Verbier (dpa) - Alberto Contador vollzog die Zeitenwende in drei Etappen. Erst zwei niedrige Dosierungen: 22 Sekunden zum Tour-Auftakt in Monaco, 21 Sekunden auf der ersten Pyrenäen-Etappe in Andorra.
Dann die Holzhammer-Methode in Verbier, als der 26-Jährige Spanier dem elf Jahre älteren Lance Armstrong mit einem Rückstand von 1:35 Minuten die wahrscheinlich bitterste Niederlage seiner Karriere verpasste. Sie machte Armstrong klar: Die Zeit ist auch für einen siebenfachen Toursieger, der die Sportwelt seit seinem ersten Sieg in Frankreich 1999 nach überstandener Krebserkrankung in Atem hält, nicht zurückzudrehen. «Früher war ich der Beste, jetzt ist er es. Das muss akzeptiert werden», gab Armstrong nüchtern zu Protokoll.

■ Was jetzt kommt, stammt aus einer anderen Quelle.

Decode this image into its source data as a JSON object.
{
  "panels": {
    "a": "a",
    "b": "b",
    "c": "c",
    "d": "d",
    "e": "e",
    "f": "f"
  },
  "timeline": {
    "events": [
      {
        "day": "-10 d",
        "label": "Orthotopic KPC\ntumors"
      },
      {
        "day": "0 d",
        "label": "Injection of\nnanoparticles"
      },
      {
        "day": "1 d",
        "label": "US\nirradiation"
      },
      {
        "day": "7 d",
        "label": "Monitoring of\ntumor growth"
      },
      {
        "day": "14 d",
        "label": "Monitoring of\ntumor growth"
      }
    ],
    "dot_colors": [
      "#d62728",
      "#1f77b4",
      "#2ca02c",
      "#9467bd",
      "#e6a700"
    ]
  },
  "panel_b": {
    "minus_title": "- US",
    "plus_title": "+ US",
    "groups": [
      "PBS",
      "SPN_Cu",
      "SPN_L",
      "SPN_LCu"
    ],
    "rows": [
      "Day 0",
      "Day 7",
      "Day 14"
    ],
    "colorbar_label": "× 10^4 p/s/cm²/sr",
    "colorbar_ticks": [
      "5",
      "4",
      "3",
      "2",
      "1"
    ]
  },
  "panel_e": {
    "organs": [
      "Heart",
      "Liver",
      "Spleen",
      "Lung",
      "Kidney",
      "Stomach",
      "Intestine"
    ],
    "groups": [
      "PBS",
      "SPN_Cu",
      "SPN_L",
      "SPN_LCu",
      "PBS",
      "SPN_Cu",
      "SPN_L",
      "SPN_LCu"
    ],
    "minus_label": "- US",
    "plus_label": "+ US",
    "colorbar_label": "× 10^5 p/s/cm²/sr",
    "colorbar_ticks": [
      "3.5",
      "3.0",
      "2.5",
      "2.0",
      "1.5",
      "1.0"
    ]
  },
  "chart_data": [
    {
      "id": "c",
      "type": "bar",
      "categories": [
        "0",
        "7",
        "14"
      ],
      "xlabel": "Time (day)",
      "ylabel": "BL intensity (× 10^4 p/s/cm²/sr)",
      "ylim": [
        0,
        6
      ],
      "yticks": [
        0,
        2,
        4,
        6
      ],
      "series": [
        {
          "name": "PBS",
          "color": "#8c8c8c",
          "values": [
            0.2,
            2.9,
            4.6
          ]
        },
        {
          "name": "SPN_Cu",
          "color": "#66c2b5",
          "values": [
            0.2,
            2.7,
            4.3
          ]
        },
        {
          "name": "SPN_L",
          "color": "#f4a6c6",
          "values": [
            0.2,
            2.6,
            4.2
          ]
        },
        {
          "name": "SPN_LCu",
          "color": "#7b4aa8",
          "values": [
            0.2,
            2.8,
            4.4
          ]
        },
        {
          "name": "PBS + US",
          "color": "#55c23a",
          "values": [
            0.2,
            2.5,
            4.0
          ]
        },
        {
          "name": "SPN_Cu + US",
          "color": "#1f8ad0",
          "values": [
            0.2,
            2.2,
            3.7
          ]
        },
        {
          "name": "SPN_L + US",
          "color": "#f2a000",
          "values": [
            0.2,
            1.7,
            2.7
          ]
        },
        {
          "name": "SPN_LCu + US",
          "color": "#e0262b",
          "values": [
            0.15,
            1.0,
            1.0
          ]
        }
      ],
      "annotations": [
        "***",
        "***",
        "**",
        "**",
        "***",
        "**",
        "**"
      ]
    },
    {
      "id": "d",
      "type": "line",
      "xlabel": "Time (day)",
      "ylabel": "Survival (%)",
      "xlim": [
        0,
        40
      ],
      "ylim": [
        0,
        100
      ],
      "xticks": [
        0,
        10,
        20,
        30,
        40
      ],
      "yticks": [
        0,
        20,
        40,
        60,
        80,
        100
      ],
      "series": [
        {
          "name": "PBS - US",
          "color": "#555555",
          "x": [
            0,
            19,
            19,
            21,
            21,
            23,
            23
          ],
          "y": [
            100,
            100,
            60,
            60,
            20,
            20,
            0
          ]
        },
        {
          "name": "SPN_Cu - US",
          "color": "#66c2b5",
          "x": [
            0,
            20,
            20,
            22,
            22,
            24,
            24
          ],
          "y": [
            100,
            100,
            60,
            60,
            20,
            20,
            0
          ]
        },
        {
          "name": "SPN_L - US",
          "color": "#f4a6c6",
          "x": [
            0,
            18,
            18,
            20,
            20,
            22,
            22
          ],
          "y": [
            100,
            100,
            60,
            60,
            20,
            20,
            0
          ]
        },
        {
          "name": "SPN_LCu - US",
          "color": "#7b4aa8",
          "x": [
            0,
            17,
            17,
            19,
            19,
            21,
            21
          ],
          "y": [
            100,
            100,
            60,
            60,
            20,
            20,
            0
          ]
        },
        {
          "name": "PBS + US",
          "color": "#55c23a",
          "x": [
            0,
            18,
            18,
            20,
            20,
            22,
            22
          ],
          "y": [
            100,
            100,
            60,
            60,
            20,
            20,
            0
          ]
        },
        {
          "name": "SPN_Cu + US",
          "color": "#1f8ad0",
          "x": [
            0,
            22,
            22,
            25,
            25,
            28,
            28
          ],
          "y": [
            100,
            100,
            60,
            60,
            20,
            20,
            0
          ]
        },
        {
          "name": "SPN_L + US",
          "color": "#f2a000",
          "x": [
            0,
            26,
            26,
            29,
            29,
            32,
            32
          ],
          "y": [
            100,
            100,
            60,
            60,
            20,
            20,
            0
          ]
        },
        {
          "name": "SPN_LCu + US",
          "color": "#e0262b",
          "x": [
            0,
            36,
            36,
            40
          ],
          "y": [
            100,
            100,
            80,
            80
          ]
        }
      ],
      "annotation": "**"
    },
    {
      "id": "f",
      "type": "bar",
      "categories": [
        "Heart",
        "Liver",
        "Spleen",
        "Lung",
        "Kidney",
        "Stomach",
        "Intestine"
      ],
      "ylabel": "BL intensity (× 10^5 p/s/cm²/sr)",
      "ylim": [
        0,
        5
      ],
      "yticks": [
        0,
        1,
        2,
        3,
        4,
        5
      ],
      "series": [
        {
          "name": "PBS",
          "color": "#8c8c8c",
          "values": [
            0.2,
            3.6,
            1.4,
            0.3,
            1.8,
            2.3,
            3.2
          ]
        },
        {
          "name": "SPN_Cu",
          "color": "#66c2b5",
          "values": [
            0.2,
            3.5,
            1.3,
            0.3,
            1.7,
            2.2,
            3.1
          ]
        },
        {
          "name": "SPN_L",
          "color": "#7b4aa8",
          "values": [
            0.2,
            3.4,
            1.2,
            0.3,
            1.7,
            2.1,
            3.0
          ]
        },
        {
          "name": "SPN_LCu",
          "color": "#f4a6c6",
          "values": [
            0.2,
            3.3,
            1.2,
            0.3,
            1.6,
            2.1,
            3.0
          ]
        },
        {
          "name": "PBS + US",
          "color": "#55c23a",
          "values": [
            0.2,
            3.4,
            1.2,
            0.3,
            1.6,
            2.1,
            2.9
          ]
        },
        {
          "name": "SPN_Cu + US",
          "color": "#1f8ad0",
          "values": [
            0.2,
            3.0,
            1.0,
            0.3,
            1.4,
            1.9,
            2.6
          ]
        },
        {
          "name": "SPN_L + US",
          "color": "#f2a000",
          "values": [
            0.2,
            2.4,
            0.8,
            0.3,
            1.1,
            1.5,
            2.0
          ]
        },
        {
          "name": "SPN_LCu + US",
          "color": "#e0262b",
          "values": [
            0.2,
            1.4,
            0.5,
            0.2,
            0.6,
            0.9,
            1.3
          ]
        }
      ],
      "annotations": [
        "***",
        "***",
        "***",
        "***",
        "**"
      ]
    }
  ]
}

Der «Matador» der 96. Tour de France ist Alberto Contador - daran ließ auch die «L'Équipe» in riesigen Lettern keinen Zweifel. Die spanische Sportzeitung «Marca» jubelte: «Contador hat mit einem Handstreich seine Autorität bewiesen». Und laut «El Pais» besiegelte der Spanier «das Ende Armstrongs».
Armstrong, der im September 38 Jahre alt wird, blieb nicht viel mehr übrig, als die immer wieder provozierenden Worte über seinen Team-Kollegen in Freundlichkeit zu wandeln. «Mein Glückwunsch an ihn kommt von Herzen» twitterte der Texaner in die Welt und gab sich als fairer Verlierer, der die letzten Tour-Tage in die Samariter-Rolle schlüpfen und Contador zu Diensten sein will.
Am Abend nach der «Horror-Etappe» (Armstrong) konnte sich der Texaner wenigstens freuen, das Wettrennen gegen Contador ins Mannschaftshotel - wie immer - gewonnen zu haben. Diesmal war er 43 Minuten eher da. Seine beiden Bodyguards empfingen Armstrong gleich hinter dem Zielstrich in Verbier, verfrachteten ihn in einen Wagen und chauffierten ihn ins Mannschafts-Quartier «Le Castel» in Sion. Dort - so konstatierte die «L'Équipe» mit wenig Verständnis - floss nach dem Astana-Triumph «nicht ein einziger Tropfen Champagner».
Trotzdem freute sich Contador, dessen Tage unter dem Armstrong-Freund und Astana-Teamchef Johan Bruyneel gezählt sind, riesig. Wie viel Last der Erfolg von Verbier von seinen schmalen Schultern nahm, war bei der Siegerehrung zu merken. Immer wieder stieß der dürre Madrilene, der seit 2006 in Verdacht steht, auch Kunde des mutmaßlichen Doping-Arztes Eufemiano Fuentes gewesen zu sein, die Fäuste in die Luft. Nicht einmal der riesige Bernhardiner, den sie ihm auf dem Siegerpodest zur Seite gestellt hatten, machte ihm noch große Angst. Die Konkurrenten wohl auch nicht, auch wenn der jetzt fünftplatzierte Andy Schleck vom Bjarne-Riis-Team Saxo-Bank pathetisch verkündete, «bis zum letzten Atemzug» weiter zu kämpfen.
Ein reines Astana-Podest auf den Pariser Champs Elysées mit Contador an Nummer eins, Armstrong an zwei und Andreas Klöden auf Platz drei würde niemanden überraschen und die Kräfteverhältnisse dieser Tour widerspiegeln. Über einen vergleichbaren Erfolg konnte bei den Olympischen Spielen 2000 in Sydney gestaunt werden, als sich die Telekom-Profis Jan Ullrich, Alexander Winokurow und Klöden die Medaillen teilten. Zumindest im Fall Ullrich untersucht eine IOC-Kommission wohl noch immer, ob ihm wegen möglichen Dopings der Olympiasieg aberkannt werden kann.